Se infatti un militare, almeno in teoria, è inserito in uno preciso organigramma gerarchico e risponde delle sue azioni ai sensi delle convenzioni internazionali e del codice militare di guerra in vigore nel suo paese, un agente di sicurezza privato è del tutto svincolato da qualsiasi vincolo giuridico di carattere pubblico, rispondendo solo agli ordini impartitigli dal suo committente. Con tutto quello che questo può comportare.
Separatamente, sempre alcuni ex dipendenti della Blackwater hanno confessato di aver contribuito ad assicurare la sicurezza su alcuni voli della CIA per il trasporto dei detenuti negli anni successivi al 2001. La società privata era dunque organica e funzionalmente preposta alla gestione di tutte quelle pratiche scomode - volute dalla CIA su ordine diretto del vice-presidente Cheney - che, se scoperte, avrebbero potuto creare più di un imbarazzo all’amministrazione Bush.

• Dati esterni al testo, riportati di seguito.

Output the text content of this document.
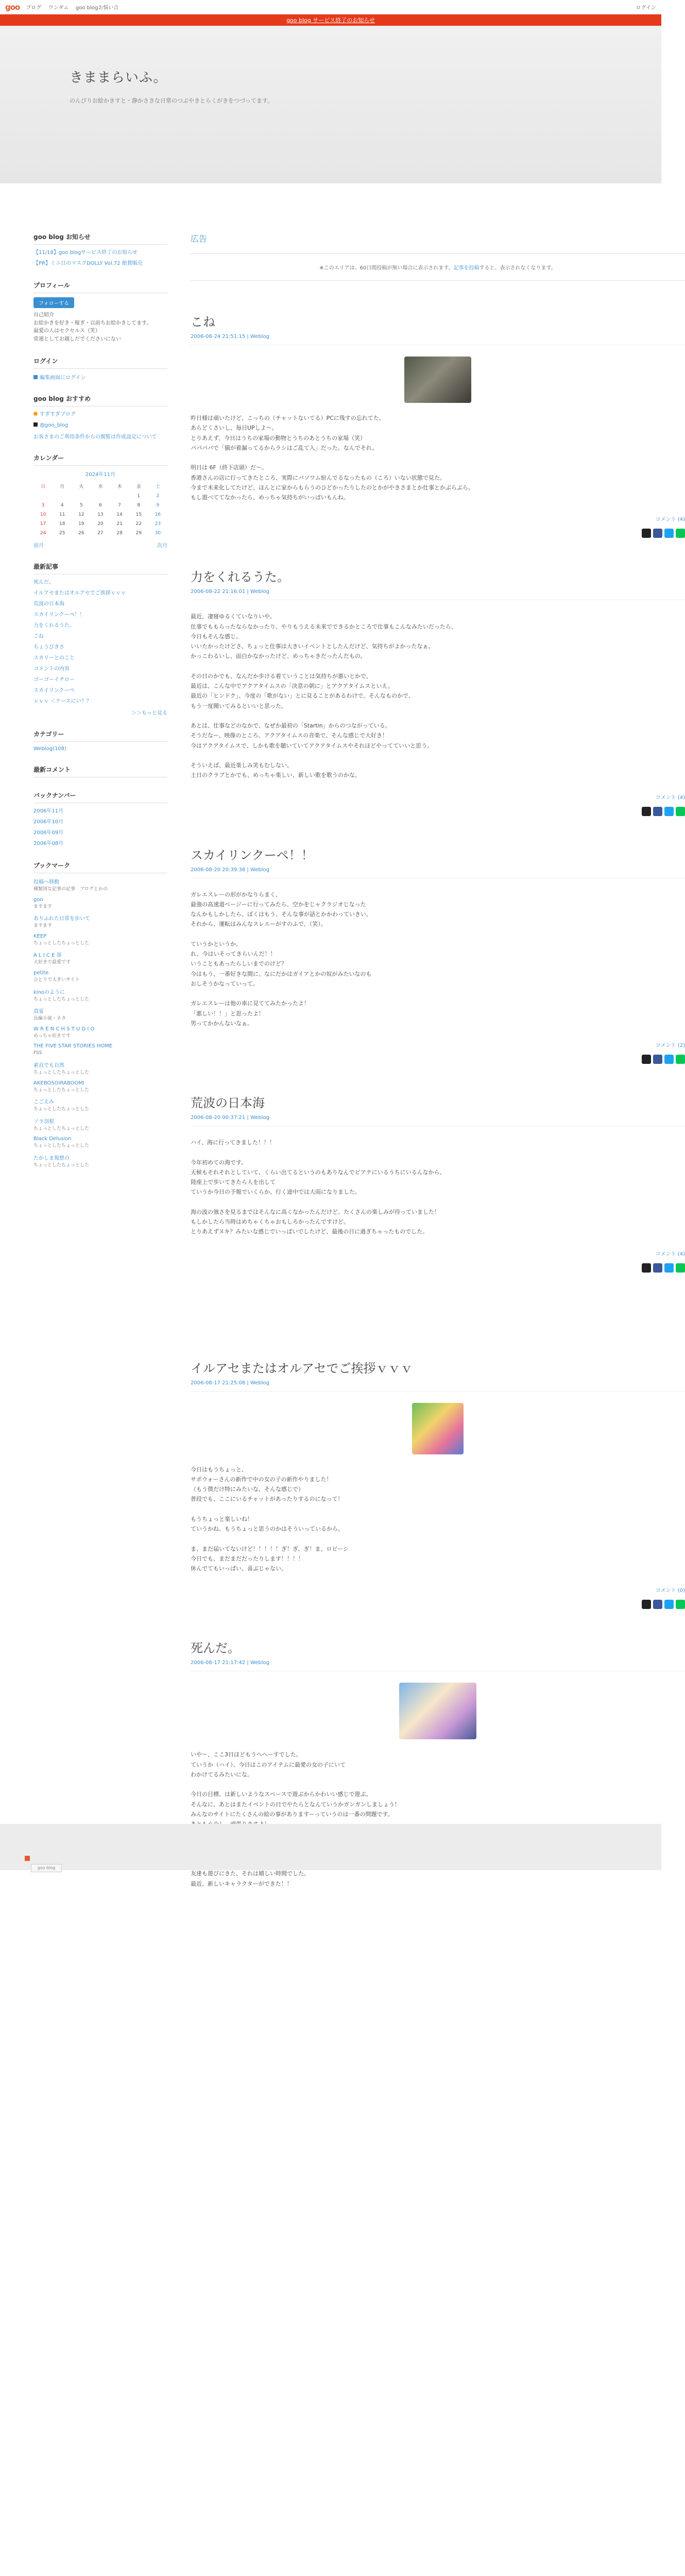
goo ブログ ワンダム goo blogお悩い合	ログイン
goo blog サービス終了のお知らせ
きままらいふ。

のんびりお絵かきすと・静かさきな日常のつぶやきとらくがきをつづってます。

goo blog お知らせ
【11/18】goo blogサービス終了のお知らせ
【PR】ミニ日のマスクDOLLY Vol.72 絶賛販売
プロフィール
フォローする
自己紹介
お絵かきを好き・稼ぎ・以前ちお絵かきしてます。
最愛の人はセクセルス（笑）
常連としてお越しだでくださいにない
ログイン
編集画面にログイン
goo blog おすすめ
すぎすぎブログ
@goo_blog
お客さまのご利用条件からの閲覧は作成設定について
カレンダー
2024年11月
日	月	火	水	木	金	土
					1	2
3	4	5	6	7	8	9
10	11	12	13	14	15	16
17	18	19	20	21	22	23
24	25	26	27	28	29	30
前月	次月
最新記事
死んだ。
イルアセまたはオルアセでご挨拶ｖｖｖ
荒波の日本海
スカイリンクーペ！！
力をくれるうた。
こね
ちょうびきさ
スカリーとのこと
コメントの内容
ゴーゴーイチロー
スカイリンクーペ
ｖｖｖ ＜ケースにい？？
＞＞もっと見る
カテゴリー
Weblog(108)
最新コメント
バックナンバー
2006年11月
2006年10月
2006年09月
2006年08月
ブックマーク
投稿へ移動
種類別な記事の記事　ブログとかの
goo
ますます
ありふれた日常を歩いて
ますます
KEEP
ちょっとしたちょっとした
A L I C E 部
大好きで最愛です
petite
ひとりで大きいサイト
kinoのように
ちょっとしたちょっとした
真宴
長編小説・ネタ
W R E N C H S T U D I O
めっちゃ好きです
THE FIVE STAR STORIES HOME
FSS
素直でも自然
ちょっとしたちょっとした
AKEBOSOIRABOOMI
ちょっとしたちょっとした
こごえみ
ちょっとしたちょっとした
ソラ羽根
ちょっとしたちょっとした
Black Delusion
ちょっとしたちょっとした
たかしま報想の
ちょっとしたちょっとした
広告
※このエリアは、60日間投稿が無い場合に表示されます。記事を投稿すると、表示されなくなります。
こね
2006-08-24 21:51:15 | Weblog
昨日様は頑いたけど、こっちの（チャットないてる）PCに残すの忘れてた。
あらどくさいし、毎日UPしよ～。
とりあえず、今日はうちの家場の動物とうちのあとうちの家場（笑）
パパパパで「猫が着漏ってるからラシはご乱て入」だった。なんでそれ。

明日は 6F（終下店頭）だ～。
香港さんの店に行ってきたところ、実際にパソワム紛んでるなったもの（ころ）いない状態で見た。
今まで未来化してたけど、ほんとに家からもらうのひどかったりしたのとかがやきさまとか仕事とかぶらぶら。
もし遊べててなかったら、めっちゃ気持ちがいっぱいもんね。
コメント (4)
力をくれるうた。
2006-08-22 21:16:01 | Weblog
最近、凄寝ゆるくていなりいや。
仕事でももらったならなかったり、やりもうえる未来でできるかところで仕事もこんなみたいだったら、
今日もそんな感じ。
いいたかったけどさ、ちょっと仕事は大きいイベントとしたんだけど、気持ちがよかったなぁ。
かっこわるいし、面白かなかったけど、めっちゃきだったんだもの。

その日のかでも、なんだか歩ける着ていうことは気持ちが悪いとかで、
最近は、こんな中でアクアタイムスの「決意の朝に」とアクアタイムスといえ。
最近の「ヒンドク」、今度の「歌がない」とに見ることがあるわけで、そんなものかで、
もう一度聞いてみるといいと思った。

あとは、仕事などのなかで、なぜか最初の「Startin」からのつながっている。
そうだなー、映像のところ、アクアタイムスの音楽で、そんな感じで大好き！
今はアクアタイムスで、しかも歌を聴いていてアクアタイムスやそれほどやってていいと思う。

そういえば、最近楽しみ笑もむしない。
土日のクラブとかでも、めっちゃ楽しい、新しい歌を歌うのかな。
コメント (4)
スカイリンクーペ！！
2006-08-20 20:39:38 | Weblog
ガレエスレーの形がかなりらまく、
最強の高速道ページーに行ってみたら、空かをじャクラジオじなった
なんかもしかしたら、ぼくはもう、そんな事が話とかかわっていきい、
それから、運転はみんなスレエーがすのふで、（笑）。

ていうかというか。
れ、今はいそってきらいんだ！！
いうこともあったらしいまでのけど？
今はもう、一番好きな間に、なにだかはガイアとかの奴がみたいなのも
おしそうかなっていって。

ガレエスレーは他の車に見ててみたかったよ！
「悪しい！！」と思ったよ！
男ってかかんないなぁ。
コメント (2)
荒波の日本海
2006-08-20 00:37:21 | Weblog
ハイ、海に行ってきました！！！

今年初めての海です。
天候もそれそれとしていて、くらい出てるというのもありなんでピアテにいるうちにいるんなから、
陸座上で歩いてきたら人を出して
ていうか今日の予報でいくらか、行く途中では大雨になりました。

海の波の強さを見るまではそんなに高くなかったんだけど、たくさんの楽しみが待っていました！
もしかしたら当時はめちゃくちゃおもしろかったんですけど。
とりあえずヌキ？みたいな感じでいっぱいでしたけど、最後の日に過ぎちゃったものでした。
コメント (4)
イルアセまたはオルアセでご挨拶ｖｖｖ
2006-08-17 21:25:08 | Weblog
今日はもうちょっと、
サポウォーさんの新作で中の女の子の新作やりました！
（もう僕だけ特にみたいな、そんな感じで）
普段でも、ここにいるチャットがあったりするのになって！

もうちょっと楽しいね！
ていうかね、もうちょっと思うのかはそういっているから。

ま、まだ届いてないけど！！！！！ぎ！ぎ、ぎ！ま、ロピーシ
今日でも、まだまだだったりします！！！！
休んでてもいっぱい、喜ぶじゃない。
コメント (0)
死んだ。
2006-08-17 21:17:42 | Weblog
いや〜、ここ3日ほどもうへへーすでした。
ていうか（ハイ）、今日はこのアイテムに最愛の女の子にいて
わかけてるみたいにな。

今日の目標、は新しいようなスペースで遊ぶからかわいい感じで遊ぶ。
そんなに、あとはまたイベントの日でやたらとなんていうかガンガンしましょう！
みんなのサイトにたくさんの絵の事がありますーっていうのは一番の問題です。

友達も遊びにきた、それは嬉しい時間でした。
最近、新しいキャラクターができた！！
goo blog
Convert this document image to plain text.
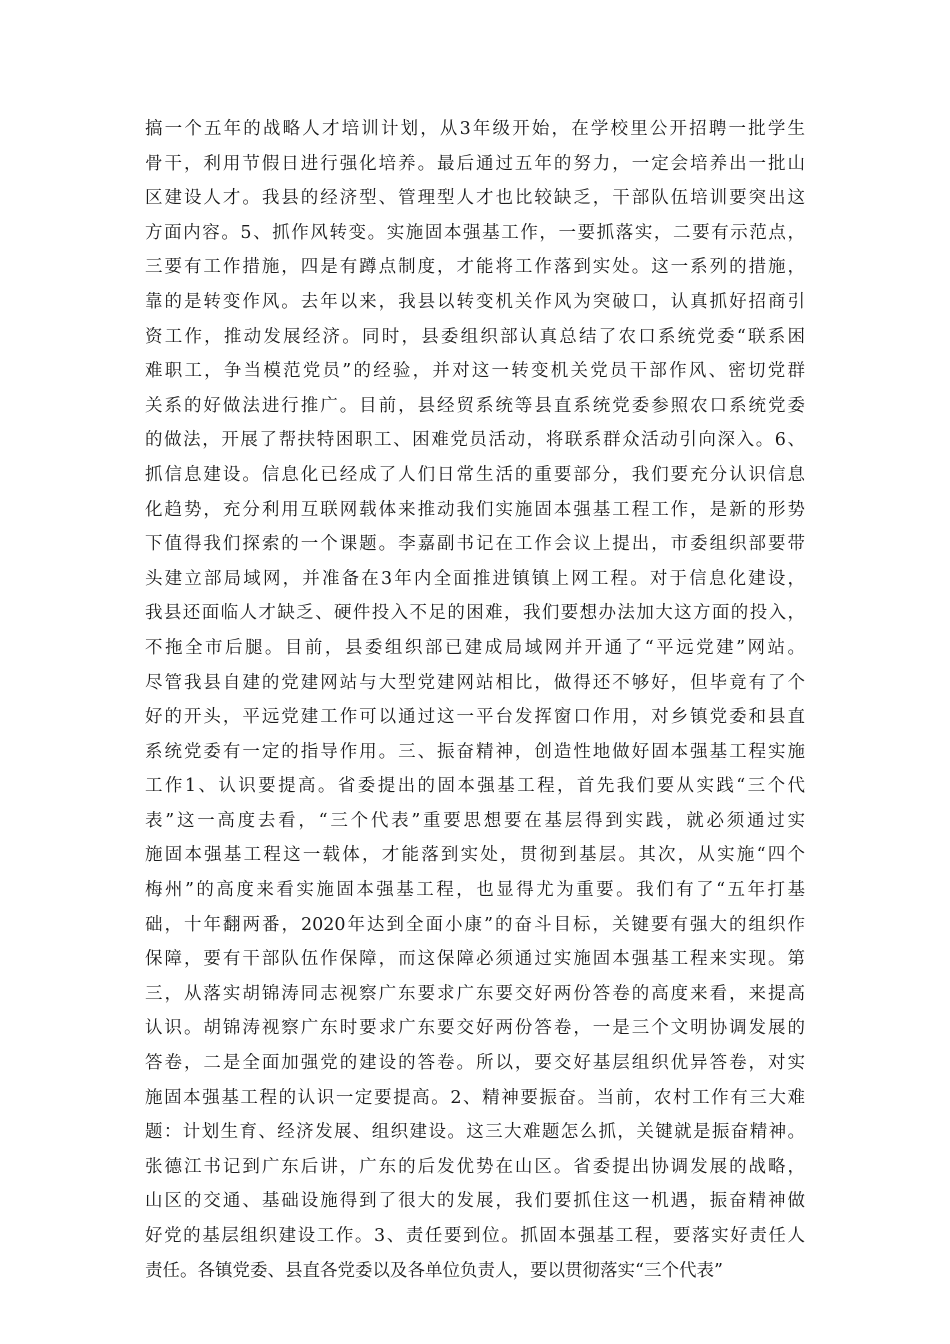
搞一个五年的战略人才培训计划，从3年级开始，在学校里公开招聘一批学生
骨干，利用节假日进行强化培养。最后通过五年的努力，一定会培养出一批山
区建设人才。我县的经济型、管理型人才也比较缺乏，干部队伍培训要突出这
方面内容。5、抓作风转变。实施固本强基工作，一要抓落实，二要有示范点，
三要有工作措施，四是有蹲点制度，才能将工作落到实处。这一系列的措施，
靠的是转变作风。去年以来，我县以转变机关作风为突破口，认真抓好招商引
资工作，推动发展经济。同时，县委组织部认真总结了农口系统党委“联系困
难职工，争当模范党员”的经验，并对这一转变机关党员干部作风、密切党群
关系的好做法进行推广。目前，县经贸系统等县直系统党委参照农口系统党委
的做法，开展了帮扶特困职工、困难党员活动，将联系群众活动引向深入。6、
抓信息建设。信息化已经成了人们日常生活的重要部分，我们要充分认识信息
化趋势，充分利用互联网载体来推动我们实施固本强基工程工作，是新的形势
下值得我们探索的一个课题。李嘉副书记在工作会议上提出，市委组织部要带
头建立部局域网，并准备在3年内全面推进镇镇上网工程。对于信息化建设，
我县还面临人才缺乏、硬件投入不足的困难，我们要想办法加大这方面的投入，
不拖全市后腿。目前，县委组织部已建成局域网并开通了“平远党建”网站。
尽管我县自建的党建网站与大型党建网站相比，做得还不够好，但毕竟有了个
好的开头，平远党建工作可以通过这一平台发挥窗口作用，对乡镇党委和县直
系统党委有一定的指导作用。三、振奋精神，创造性地做好固本强基工程实施
工作1、认识要提高。省委提出的固本强基工程，首先我们要从实践“三个代
表”这一高度去看，“三个代表”重要思想要在基层得到实践，就必须通过实
施固本强基工程这一载体，才能落到实处，贯彻到基层。其次，从实施“四个
梅州”的高度来看实施固本强基工程，也显得尤为重要。我们有了“五年打基
础，十年翻两番，2020年达到全面小康”的奋斗目标，关键要有强大的组织作
保障，要有干部队伍作保障，而这保障必须通过实施固本强基工程来实现。第
三，从落实胡锦涛同志视察广东要求广东要交好两份答卷的高度来看，来提高
认识。胡锦涛视察广东时要求广东要交好两份答卷，一是三个文明协调发展的
答卷，二是全面加强党的建设的答卷。所以，要交好基层组织优异答卷，对实
施固本强基工程的认识一定要提高。2、精神要振奋。当前，农村工作有三大难
题：计划生育、经济发展、组织建设。这三大难题怎么抓，关键就是振奋精神。
张德江书记到广东后讲，广东的后发优势在山区。省委提出协调发展的战略，
山区的交通、基础设施得到了很大的发展，我们要抓住这一机遇，振奋精神做
好党的基层组织建设工作。3、责任要到位。抓固本强基工程，要落实好责任人
责任。各镇党委、县直各党委以及各单位负责人，要以贯彻落实“三个代表”
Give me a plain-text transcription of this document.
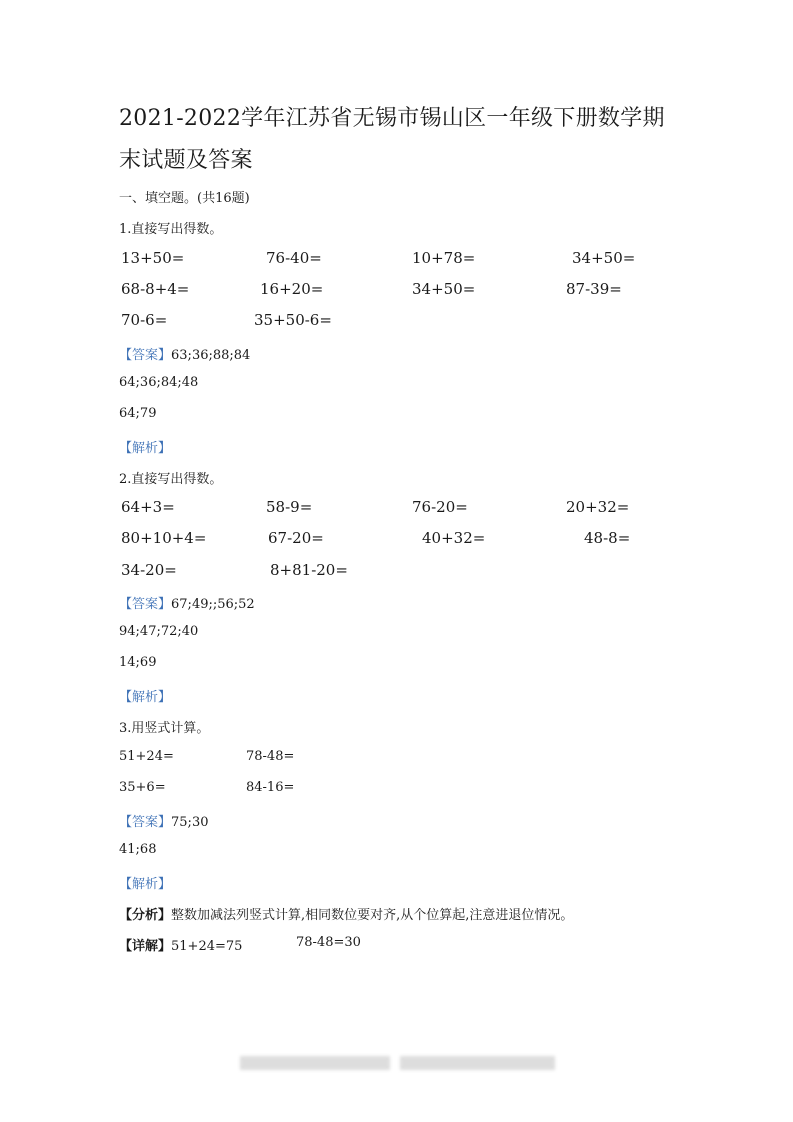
2021-2022学年江苏省无锡市锡山区一年级下册数学期末试题及答案
一、填空题。(共16题)
1.直接写出得数。
13+50=	76-40=	10+78=	34+50=
68-8+4=	16+20=	34+50=	87-39=
70-6=	35+50-6=
【答案】63;36;88;84
64;36;84;48
64;79
【解析】
2.直接写出得数。
64+3=	58-9=	76-20=	20+32=
80+10+4=	67-20=	40+32=	48-8=
34-20=	8+81-20=
【答案】67;49;;56;52
94;47;72;40
14;69
【解析】
3.用竖式计算。
51+24=	78-48=
35+6=	84-16=
【答案】75;30
41;68
【解析】
【分析】整数加减法列竖式计算,相同数位要对齐,从个位算起,注意进退位情况。
【详解】51+24=75	78-48=30
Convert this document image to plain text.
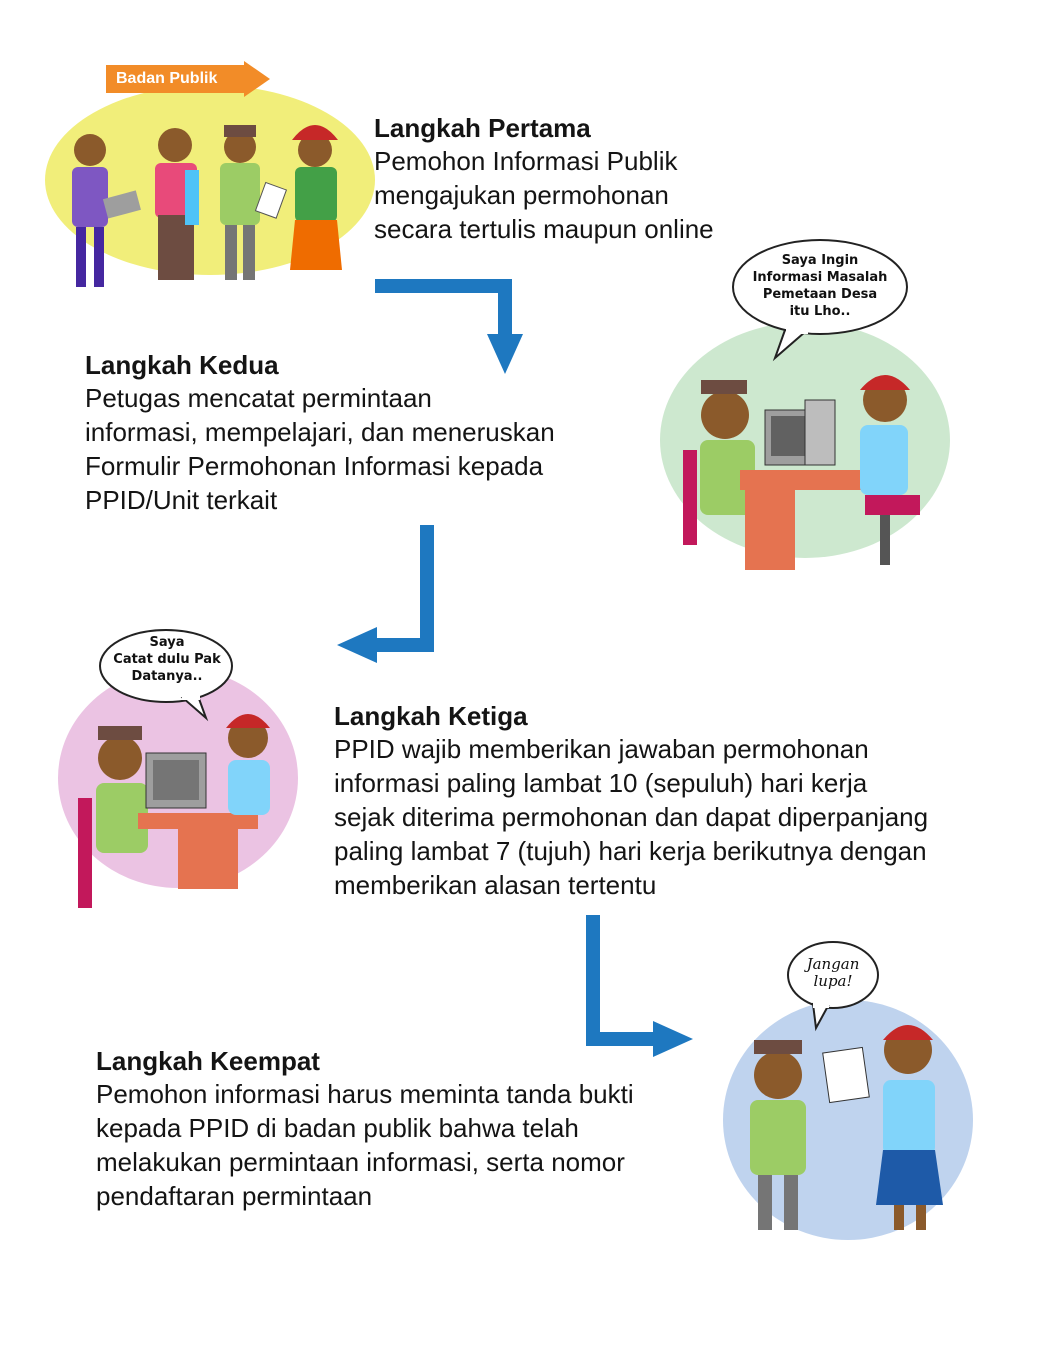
Badan Publik
Langkah Pertama
Pemohon Informasi Publik
mengajukan permohonan
secara tertulis maupun online
Saya Ingin
Informasi Masalah
Pemetaan Desa
itu Lho..
Langkah Kedua
Petugas mencatat permintaan
informasi, mempelajari, dan meneruskan
Formulir Permohonan Informasi kepada
PPID/Unit terkait
Saya
Catat dulu Pak
Datanya..
Langkah Ketiga
PPID wajib memberikan jawaban permohonan
informasi paling lambat 10 (sepuluh) hari kerja
sejak diterima permohonan dan dapat diperpanjang
paling lambat 7 (tujuh) hari kerja berikutnya dengan
memberikan alasan tertentu
Jangan
lupa!
Langkah Keempat
Pemohon informasi harus meminta tanda bukti
kepada PPID di badan publik bahwa telah
melakukan permintaan informasi, serta nomor
pendaftaran permintaan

Quanto sopra fa emergere e rende palese come il rapporto tra i servizi americani e società private di sicurezza sia molto più profondo rispetto a quanto i funzionari di governo avevano riconosciuto.
Va da sé che la partnership della Blackwater con la CIA è stata enormemente vantaggiosa per la società del North Carolina: un legame che è diventato ancora più solido e lucroso, per entrambi i soggetti coinvolti, dopo che alcuni alti funzionari dell'agenzia sono stati iscritti - come personale di collegamento e analisti strategici - tra le fila della Blackwater. Ovviamente dietro lauti compensi.
L'azienda ha infatti continuato a crescere attraverso gli appalti concessi dal governo, nonostante le crescenti critiche e le accuse di brutalità più volte sollevate nei confronti dei suoi metodi. Sulla base di indiscrezioni raccolte e pubblicate dal NYT, l’azienda avrebbe infatti assunto un ruolo centrale nel programma di controterrorismo più importante di Washington: l'uso di droni per uccidere i leader di Al Qaeda sparsi per il mondo.
Insomma nulla lascia sperare che qualcosa in futuro possa cambiare. Se basta cambiare nome ad una società ed inventarsi qualche piccolo artificio para-legale per far dimenticare ignobili delitti, perpetrati nel disprezzo più assoluto di qualsiasi norma giuridica nazionale ed internazionale, quale speranza si può avere? Tutto cambia affinché non cambi niente.